Self-regulation preferable to legislation says CFA head

Members of New Zealand’s investment sector have received a global accolade for ethics and standards at the same time as Commerce Minister Margaret Wilson introduced a Bill to Parliament setting out tougher rules for the financial markets.

Tuesday, December 14th 2004, 6:24AM

The increasingly prestigious Chartered Financial Analyst (CFA) qualification was handed over to 92 of New Zealand’s analysts, who passed the third and final examination this year, by Dr Bob Johnson, executive vice-president of the CFA programme.

A total of 168 NZ candidates sat level one – three exams with 98 passing. That gave New Zealand the highest percentage pass rate among the 116 countries with the programme.
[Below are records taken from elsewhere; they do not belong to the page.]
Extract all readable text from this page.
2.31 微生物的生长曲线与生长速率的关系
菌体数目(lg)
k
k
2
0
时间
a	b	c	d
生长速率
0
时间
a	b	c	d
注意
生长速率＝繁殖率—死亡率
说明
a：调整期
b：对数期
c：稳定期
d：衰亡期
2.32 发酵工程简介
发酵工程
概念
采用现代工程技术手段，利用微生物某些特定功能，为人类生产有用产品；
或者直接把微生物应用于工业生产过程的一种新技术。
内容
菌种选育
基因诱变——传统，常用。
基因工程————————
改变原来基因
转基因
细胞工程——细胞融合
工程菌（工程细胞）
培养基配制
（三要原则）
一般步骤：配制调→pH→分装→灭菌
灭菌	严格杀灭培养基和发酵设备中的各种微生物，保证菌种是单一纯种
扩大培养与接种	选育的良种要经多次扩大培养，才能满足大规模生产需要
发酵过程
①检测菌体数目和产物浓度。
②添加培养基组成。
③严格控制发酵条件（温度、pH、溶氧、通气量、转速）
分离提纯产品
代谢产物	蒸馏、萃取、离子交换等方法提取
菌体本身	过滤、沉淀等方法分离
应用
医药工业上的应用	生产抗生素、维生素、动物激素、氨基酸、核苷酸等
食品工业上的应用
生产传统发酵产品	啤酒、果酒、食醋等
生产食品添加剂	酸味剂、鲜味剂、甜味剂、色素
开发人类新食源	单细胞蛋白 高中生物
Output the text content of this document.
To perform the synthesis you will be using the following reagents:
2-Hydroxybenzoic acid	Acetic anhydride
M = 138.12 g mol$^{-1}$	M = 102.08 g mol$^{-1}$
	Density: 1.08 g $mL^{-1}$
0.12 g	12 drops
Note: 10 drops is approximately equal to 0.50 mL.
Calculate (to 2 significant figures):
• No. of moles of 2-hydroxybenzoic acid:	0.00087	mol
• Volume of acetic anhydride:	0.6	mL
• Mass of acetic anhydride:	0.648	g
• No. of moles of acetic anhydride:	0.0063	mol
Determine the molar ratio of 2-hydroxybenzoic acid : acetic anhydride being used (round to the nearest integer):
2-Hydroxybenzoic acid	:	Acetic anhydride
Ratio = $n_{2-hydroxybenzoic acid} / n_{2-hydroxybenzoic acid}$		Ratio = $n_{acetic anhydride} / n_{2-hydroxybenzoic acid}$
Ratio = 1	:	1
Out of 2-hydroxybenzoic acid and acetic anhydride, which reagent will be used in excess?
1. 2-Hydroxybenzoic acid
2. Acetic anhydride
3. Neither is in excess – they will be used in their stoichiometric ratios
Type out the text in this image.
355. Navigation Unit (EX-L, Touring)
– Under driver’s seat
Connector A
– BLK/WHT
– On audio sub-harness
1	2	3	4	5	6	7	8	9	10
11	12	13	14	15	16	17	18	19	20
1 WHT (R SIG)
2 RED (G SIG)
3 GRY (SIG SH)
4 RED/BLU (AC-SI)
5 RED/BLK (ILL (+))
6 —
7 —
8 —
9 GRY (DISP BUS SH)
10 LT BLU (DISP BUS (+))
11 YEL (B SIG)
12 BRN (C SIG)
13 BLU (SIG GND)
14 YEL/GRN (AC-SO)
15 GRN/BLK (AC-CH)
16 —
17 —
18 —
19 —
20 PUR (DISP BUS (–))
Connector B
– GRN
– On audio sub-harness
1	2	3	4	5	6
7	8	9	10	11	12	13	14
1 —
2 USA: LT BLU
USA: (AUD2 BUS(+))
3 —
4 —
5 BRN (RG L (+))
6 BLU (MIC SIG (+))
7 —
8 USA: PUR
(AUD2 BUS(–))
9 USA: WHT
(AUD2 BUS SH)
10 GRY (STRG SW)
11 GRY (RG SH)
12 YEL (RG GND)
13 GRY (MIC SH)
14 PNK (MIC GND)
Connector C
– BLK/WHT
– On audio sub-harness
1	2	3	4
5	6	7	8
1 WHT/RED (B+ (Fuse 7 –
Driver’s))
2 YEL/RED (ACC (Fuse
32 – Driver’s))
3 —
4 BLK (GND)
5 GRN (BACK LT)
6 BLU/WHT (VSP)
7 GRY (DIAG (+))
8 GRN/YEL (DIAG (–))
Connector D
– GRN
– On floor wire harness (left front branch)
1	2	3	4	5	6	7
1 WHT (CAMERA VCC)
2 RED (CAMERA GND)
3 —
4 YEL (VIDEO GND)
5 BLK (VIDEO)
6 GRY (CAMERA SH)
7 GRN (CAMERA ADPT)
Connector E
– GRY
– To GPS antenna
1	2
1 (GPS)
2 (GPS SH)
Johnson says the exams, which measure ethical and professional standards, securities analysis and valuation, financial statement analysis, quantitative methods, economics, corporate finance, portfolio management and performance measurements, are highly regarded throughout the world.

Johnson believes with measurements like the CFA in place, the financial sector should continue to be more self-regulated.

However, New Zealand’s move toward more regulation parallels the United States. “Regulation is very often crisis driven,” he says.

The Securities Legislation Bill Wilson introduced to Parliament on November 30 has tougher disclosure rules for advisers, broadens the definition of insiders, introduces criminal remedies for insider trading as well as civil penalties and has new market manipulation laws.

"We want to deter misconduct in our markets," Wilson said. "When investors see that we are serious about deterring, detecting and punishing this sort of behaviour, New Zealand becomes a more attractive investment destination."

Johnson agrees there are some circumstances where regulation is required to protect the investor and points to the proliferation of hedge funds globally.

He says the unregulated hedge funds sector operates on a different playing field than managed funds.

One consequence is that “bad actors” gravitate to the least regulated field. “It’s about the integrity of the financial markets,” Johnson says.

“Once people lose confidence (in those markets), it is detrimental for economic growth and development.”